Minimal free resolutions of numerical semigroup algebras via Ap\'ery specialization

TL;DR

This paper constructs minimal free resolutions for numerical semigroup algebras using Apéry specialization, revealing a uniform structure across semigroups in the same face of the Kunz cone and identifying conditions for minimality.

Contribution

It provides a unified construction of free resolutions for numerical semigroup algebras parametrized by the Kunz cone, generalizing previous results and characterizing minimality.

Findings

Resolution structure is identical for semigroups in the same face of the Kunz cone.

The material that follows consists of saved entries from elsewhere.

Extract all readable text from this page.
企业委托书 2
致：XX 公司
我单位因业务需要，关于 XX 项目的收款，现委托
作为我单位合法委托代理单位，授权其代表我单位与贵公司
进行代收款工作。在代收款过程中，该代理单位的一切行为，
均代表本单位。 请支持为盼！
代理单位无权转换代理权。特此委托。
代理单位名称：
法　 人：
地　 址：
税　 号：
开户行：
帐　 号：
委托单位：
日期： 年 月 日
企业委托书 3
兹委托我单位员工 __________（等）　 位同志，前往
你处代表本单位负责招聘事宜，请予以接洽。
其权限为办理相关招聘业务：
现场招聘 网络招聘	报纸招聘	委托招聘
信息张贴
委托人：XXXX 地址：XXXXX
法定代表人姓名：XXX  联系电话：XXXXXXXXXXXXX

Minimality is achieved for semigroups with maximal embedding dimension.

Matrix entries are monomials parametrized by cone coordinates.

Abstract

Numerical semigroups with multiplicity $m$ are parameterized by integer points in a polyhedral cone $C_m$, according to Kunz. For the toric ideal of any such semigroup, the main result here constructs a free resolution whose overall structure is identical for all semigroups parametrized by the relative interior of a fixed face of $C_m$. The matrix entries of this resolution are monomials whose exponents are parametrized by the coordinates of the corresponding point in $C_m$, and minimality of the resolution is achieved when the semigroup is maximal embedding dimension, which is the case parametrized by the interior of $C_m$ itself.